Kurumun temel çalışma prensibinin adalete hızlı erişimin sağlanması olduğunu anlatan Ömeroğlu, verdikleri tavsiye kararlarında katılımcılık, şeffaflık, hesap verilebilirlik gibi yöneten ve yönetilen ayrımına dayalı idare anlayışı yerine eşit vatandaşlık kavramı çerçevesinde bireyi ön plana çıkaran ve kendisini kamu idaresinin paydaşı haline getiren iyi yönetişim ilkelerini öncelikli olarak gözönünde bulundurduklarını ifade etti.

Ömeroğlu, bu çerçevede kurumun çalışmalarının tüm paydaşları kapsayan katılımcı bir anlayışla gerçekleştirilmesinin taşıdığı öneme işaret etti.

"İşbirliğini daha ileri taşımak istiyoruz"

Vatandaşların sorunlarına daha etkin ulaşabilmek adına sivil toplum kuruluşlarıyla olan işbirliğini daha ileri taşımak istediklerini belirten Ömeroğlu, dünyanın bir çok ülkesinde olduğu üzere ombudsman ve sivil toplum kuruluşları arasındaki bilgi akışının ve sürekli işbirliğinin Türkiye'de de kurulması gerektiğini söyledi.

KDK çalışmalarının başta AB olmak üzere uluslararası kurum ve kuruluşlar tarafından yakından takip edildiğini dile getiren Ömeroğlu, Avrupa Komisyonu tarafından hazırlanan 2014 yılı ilerleme raporunda tavsiye kararlarının Avrupa İnsan Hakları Mahkemesiyle uyumlu olduğunun kayıt altına alındığını anlattı.

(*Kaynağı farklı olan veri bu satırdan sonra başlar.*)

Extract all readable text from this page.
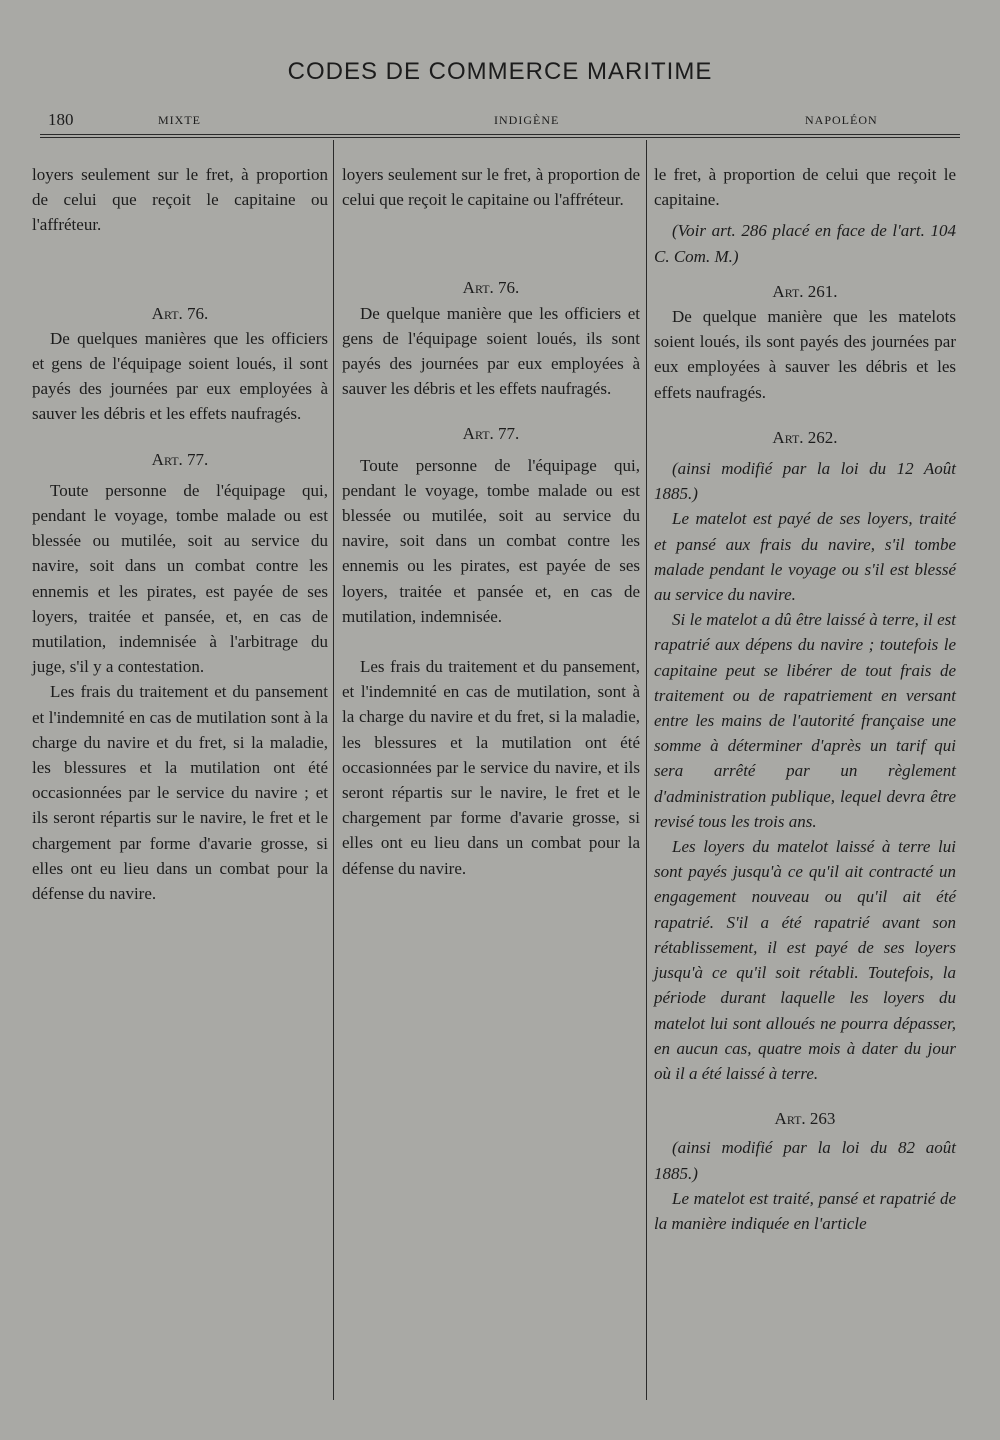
CODES DE COMMERCE MARITIME
180	MIXTE	INDIGÈNE	NAPOLÉON

loyers seulement sur le fret, à proportion de celui que reçoit le capitaine ou l'affréteur.

Art. 76.

De quelques manières que les officiers et gens de l'équipage soient loués, il sont payés des journées par eux employées à sauver les débris et les effets naufragés.

Art. 77.

Toute personne de l'équipage qui, pendant le voyage, tombe malade ou est blessée ou mutilée, soit au service du navire, soit dans un combat contre les ennemis et les pirates, est payée de ses loyers, traitée et pansée, et, en cas de mutilation, indemnisée à l'arbitrage du juge, s'il y a contestation.

Les frais du traitement et du pansement et l'indemnité en cas de mutilation sont à la charge du navire et du fret, si la maladie, les blessures et la mutilation ont été occasionnées par le service du navire ; et ils seront répartis sur le navire, le fret et le chargement par forme d'avarie grosse, si elles ont eu lieu dans un combat pour la défense du navire.

loyers seulement sur le fret, à proportion de celui que reçoit le capitaine ou l'affréteur.

Art. 76.

De quelque manière que les officiers et gens de l'équipage soient loués, ils sont payés des journées par eux employées à sauver les débris et les effets naufragés.

Art. 77.

Toute personne de l'équipage qui, pendant le voyage, tombe malade ou est blessée ou mutilée, soit au service du navire, soit dans un combat contre les ennemis ou les pirates, est payée de ses loyers, traitée et pansée et, en cas de mutilation, indemnisée.

Les frais du traitement et du pansement, et l'indemnité en cas de mutilation, sont à la charge du navire et du fret, si la maladie, les blessures et la mutilation ont été occasionnées par le service du navire, et ils seront répartis sur le navire, le fret et le chargement par forme d'avarie grosse, si elles ont eu lieu dans un combat pour la défense du navire.

le fret, à proportion de celui que reçoit le capitaine.

(Voir art. 286 placé en face de l'art. 104 C. Com. M.)

Art. 261.

De quelque manière que les matelots soient loués, ils sont payés des journées par eux employées à sauver les débris et les effets naufragés.

Art. 262.

(ainsi modifié par la loi du 12 Août 1885.)

Le matelot est payé de ses loyers, traité et pansé aux frais du navire, s'il tombe malade pendant le voyage ou s'il est blessé au service du navire.

Si le matelot a dû être laissé à terre, il est rapatrié aux dépens du navire ; toutefois le capitaine peut se libérer de tout frais de traitement ou de rapatriement en versant entre les mains de l'autorité française une somme à déterminer d'après un tarif qui sera arrêté par un règlement d'administration publique, lequel devra être revisé tous les trois ans.

Les loyers du matelot laissé à terre lui sont payés jusqu'à ce qu'il ait contracté un engagement nouveau ou qu'il ait été rapatrié. S'il a été rapatrié avant son rétablissement, il est payé de ses loyers jusqu'à ce qu'il soit rétabli. Toutefois, la période durant laquelle les loyers du matelot lui sont alloués ne pourra dépasser, en aucun cas, quatre mois à dater du jour où il a été laissé à terre.

Art. 263

(ainsi modifié par la loi du 82 août 1885.)

Le matelot est traité, pansé et rapatrié de la manière indiquée en l'article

Ömeroğlu, kurum çalışmalarının daha ileri seviyeye götürülerek, AB müzakerelerinde yargı ve temel hakları içeren 23. fasıla etkin şekilde katkı sağlanmasının hedeflendiğini kaydetti.

Öte yandan, açılışta konuşan Birleşmiş Milletler Kalkınma Programı Türkiye Temsilcisi Kamal Malhotra, Ombudsmanlığın, insan hakları alanında kilit organizasyonlar olarak çalıştığını ve insan haklarının korunmasına katkıda bulunduklarını, kamu idaresinde iyi yönetişim sağlanmasını amaçladıklarını söyledi.

İsveç Büyükelçisi Lars Wahlund ise ombudsman kelimesinin İsveç dilinden diğer dillere girdiğini ve ara buluculuk anlamına geldiğini anlattı.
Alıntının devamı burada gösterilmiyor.